Exploring the Different Aspects of Hmong Culture

Established in 1994, the Association of Hmong Students (AHS) hosted its fourth annual Hmong Awareness Day (HAD) event at UCLA on April 5th, 2017.

To second-year AHS Secretary, Paja Thao, “HAD is an opportunity to make people on campus aware of my identity, where I’m from and who I am. It is a very important day for me because I’m able to immerse my friends on campus on what my culture has to offer and what my experiences was as a Hmong-American.”

The Hmong are an ethnic group from China, Laos, Thai, Vietnam and Myanmar.  

The UCLA community were welcomed with the opportunity to fully immerse in the Hmong culture through sensory, educational stations that included history, art and food.

The Hmong history station demonstrated a timeline of political events surrounding the Vietnam and Secret War that affected the Hmong people and pushed the population to disperse and find refuge in a number of Southeast Asian countries and throughout the United States.

The arts section included language, clothing and dance.

Third-year AHS External Vice President, Linda Moua, taught students the phonetic Hmong alphabet along with a few common terms like greeting words and pronouns.

AHS also showcased traditional Hmong clothing at the event modeled on its organization members.

Hmong garments are either handmade or bought from a seamstress at the annual Hmong New Year celebration that begins in November. The clothing typically responds to the two main dialects: white and green. White dialect speakers wear white skirts, whereas green speakers wear colored skirts. However, traditional Hmong clothing has evolved to accommodate a modern generation within its cultural group.

Keeping consistent with the visual presentations that the event is predominantly revolved around, AHS incorporated a traditional Hmong dance tutorial. With Hmong music in the background, interns taught enthusiastic spectators a short snippet of a full routine.

 

Interns Michelle Vang, Grace Yang and Mai Nhia Xiong

The UCLA community was also presented with a selection of Hmong dishes, including white rice, boiled salt and pepper chicken and Asian sausage, to relish. The Hmong dishes are heavily influenced by the other Southeast Asian cultures they are surrounded by. However, the one thing that distinguishes Hmong cuisine from neighboring cultures is its traditional religious beliefs regarding chicken.
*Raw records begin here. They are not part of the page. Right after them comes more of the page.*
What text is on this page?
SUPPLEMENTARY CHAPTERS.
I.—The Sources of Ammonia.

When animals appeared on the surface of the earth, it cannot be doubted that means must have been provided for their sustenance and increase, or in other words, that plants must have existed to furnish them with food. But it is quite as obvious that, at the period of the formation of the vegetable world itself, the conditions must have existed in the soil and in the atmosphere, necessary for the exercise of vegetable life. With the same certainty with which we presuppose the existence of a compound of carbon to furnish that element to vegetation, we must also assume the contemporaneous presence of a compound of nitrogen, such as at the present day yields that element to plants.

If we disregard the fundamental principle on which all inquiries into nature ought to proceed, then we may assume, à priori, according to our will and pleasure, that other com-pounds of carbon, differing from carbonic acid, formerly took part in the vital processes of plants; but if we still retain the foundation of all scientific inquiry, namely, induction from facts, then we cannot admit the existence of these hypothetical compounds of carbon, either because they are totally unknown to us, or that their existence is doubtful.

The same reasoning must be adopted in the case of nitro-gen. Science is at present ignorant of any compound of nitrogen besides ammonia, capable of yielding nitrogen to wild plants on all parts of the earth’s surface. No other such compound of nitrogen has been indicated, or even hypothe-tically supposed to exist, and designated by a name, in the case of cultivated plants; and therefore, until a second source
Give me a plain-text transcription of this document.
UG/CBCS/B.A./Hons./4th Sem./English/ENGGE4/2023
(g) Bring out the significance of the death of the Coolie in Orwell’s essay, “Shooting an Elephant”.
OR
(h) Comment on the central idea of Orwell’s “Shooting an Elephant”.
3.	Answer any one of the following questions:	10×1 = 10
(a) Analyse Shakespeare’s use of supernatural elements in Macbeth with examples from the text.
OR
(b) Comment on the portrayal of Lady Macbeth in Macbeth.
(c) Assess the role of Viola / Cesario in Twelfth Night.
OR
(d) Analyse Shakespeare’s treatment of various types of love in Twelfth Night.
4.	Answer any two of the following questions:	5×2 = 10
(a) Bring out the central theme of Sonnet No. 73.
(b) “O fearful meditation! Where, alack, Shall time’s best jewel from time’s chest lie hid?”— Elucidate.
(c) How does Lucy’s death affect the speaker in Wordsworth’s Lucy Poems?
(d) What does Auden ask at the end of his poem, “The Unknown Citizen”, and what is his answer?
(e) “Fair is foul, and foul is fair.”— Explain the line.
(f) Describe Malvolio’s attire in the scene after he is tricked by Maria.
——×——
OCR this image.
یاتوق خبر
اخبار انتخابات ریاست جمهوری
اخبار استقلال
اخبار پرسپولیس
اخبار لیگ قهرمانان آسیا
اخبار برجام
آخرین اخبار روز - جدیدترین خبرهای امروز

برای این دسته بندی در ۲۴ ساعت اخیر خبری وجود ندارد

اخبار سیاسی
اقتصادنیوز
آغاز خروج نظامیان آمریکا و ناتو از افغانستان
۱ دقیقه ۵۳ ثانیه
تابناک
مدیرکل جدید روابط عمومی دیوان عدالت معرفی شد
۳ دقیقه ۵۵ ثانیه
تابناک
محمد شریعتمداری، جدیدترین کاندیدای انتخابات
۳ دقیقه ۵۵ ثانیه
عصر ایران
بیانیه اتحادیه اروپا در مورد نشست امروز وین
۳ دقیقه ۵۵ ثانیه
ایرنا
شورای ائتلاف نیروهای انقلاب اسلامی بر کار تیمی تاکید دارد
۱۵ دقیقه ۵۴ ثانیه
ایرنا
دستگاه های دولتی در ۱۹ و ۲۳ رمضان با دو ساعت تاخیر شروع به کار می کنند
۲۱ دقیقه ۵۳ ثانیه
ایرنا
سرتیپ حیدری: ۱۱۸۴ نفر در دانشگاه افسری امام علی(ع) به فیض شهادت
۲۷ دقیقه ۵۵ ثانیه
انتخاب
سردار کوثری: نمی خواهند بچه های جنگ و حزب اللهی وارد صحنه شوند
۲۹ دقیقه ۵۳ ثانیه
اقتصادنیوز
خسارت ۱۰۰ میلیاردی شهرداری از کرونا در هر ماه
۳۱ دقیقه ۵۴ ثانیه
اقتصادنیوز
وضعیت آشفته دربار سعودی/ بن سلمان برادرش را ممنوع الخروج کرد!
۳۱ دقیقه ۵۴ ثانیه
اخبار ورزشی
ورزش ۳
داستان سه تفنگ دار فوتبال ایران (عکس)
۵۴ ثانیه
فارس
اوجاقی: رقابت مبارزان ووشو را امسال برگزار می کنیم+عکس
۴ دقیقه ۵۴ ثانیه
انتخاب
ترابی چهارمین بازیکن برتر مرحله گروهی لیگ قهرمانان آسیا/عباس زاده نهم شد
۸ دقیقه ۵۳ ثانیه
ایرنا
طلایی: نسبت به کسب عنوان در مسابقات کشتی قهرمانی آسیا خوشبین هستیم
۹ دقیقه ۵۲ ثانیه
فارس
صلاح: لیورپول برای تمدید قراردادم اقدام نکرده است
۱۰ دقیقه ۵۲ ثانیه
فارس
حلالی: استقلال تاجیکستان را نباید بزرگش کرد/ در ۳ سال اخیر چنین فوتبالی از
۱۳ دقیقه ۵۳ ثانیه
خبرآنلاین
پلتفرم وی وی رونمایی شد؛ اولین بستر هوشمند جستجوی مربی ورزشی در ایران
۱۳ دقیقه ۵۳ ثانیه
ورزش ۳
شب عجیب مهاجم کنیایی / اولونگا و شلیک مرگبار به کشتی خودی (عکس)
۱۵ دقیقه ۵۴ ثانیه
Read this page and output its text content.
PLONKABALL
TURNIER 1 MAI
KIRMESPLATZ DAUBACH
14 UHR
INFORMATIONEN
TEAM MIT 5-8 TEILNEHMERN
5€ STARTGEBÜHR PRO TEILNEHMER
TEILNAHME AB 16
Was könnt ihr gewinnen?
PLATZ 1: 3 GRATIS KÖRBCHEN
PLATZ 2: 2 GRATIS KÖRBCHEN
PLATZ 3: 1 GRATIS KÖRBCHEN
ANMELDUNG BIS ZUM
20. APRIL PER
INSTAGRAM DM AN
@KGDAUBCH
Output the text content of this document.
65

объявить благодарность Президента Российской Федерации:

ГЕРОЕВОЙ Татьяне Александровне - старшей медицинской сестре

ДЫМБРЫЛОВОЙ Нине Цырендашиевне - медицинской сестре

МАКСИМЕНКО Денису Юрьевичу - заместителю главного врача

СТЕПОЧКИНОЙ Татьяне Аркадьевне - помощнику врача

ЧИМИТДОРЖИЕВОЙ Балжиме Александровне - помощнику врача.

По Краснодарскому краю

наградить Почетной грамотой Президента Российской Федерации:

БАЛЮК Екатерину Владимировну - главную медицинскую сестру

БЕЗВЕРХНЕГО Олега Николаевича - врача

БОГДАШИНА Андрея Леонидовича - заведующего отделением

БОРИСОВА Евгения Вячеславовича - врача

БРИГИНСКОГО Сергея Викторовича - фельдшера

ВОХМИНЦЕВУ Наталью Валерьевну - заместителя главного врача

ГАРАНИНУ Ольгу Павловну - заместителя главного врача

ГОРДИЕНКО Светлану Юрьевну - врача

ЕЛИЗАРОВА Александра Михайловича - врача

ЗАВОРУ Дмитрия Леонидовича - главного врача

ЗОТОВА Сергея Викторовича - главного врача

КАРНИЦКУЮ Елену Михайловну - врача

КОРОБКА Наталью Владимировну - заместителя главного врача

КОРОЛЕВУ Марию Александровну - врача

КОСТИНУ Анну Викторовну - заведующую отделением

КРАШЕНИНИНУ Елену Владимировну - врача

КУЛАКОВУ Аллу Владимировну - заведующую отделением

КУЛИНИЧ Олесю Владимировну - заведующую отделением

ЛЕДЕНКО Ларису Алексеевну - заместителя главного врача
Postpartum, Hmong women must have a boiled chicken diet for a month to help their bodies heal and recover faster.

AHS External Vice President Linda Moua serves Hmong food to a UCLA community member.

Despite having a low number of participants compared to other cultural groups, AHS’s main objective is to establish and foster cultural awareness and identity, to provide a safe space on campus for Hmong students and student allies, and to encourage its members to become conscious student leaders for the Hmong community community.

AHS provides a support system and mentorship for its members through open discussions revolving around identity during its weekly meetings. In addition to weekly meetings, the AHS community challenges and provides opportunities for its members to gain leadership experience through various programs like its annual Higher-education Movement: Our Next Generation (H.M.O.N.G.) high school conference that will take place April 28-30.

“I continue being involved with AHS in hopes of providing a support system for lowerclassmen the same way AHS has done for me. I also believe in the work that AHS does, such as bringing awareness of the Hmong people to UCLA,” says Linda Moua.

With a welcoming environment for students to engage in the Hmong culture, “AHS is dedicated to upholding the voice of the Hmong community through advocacy for higher education and addressing community issues that are overlooked.”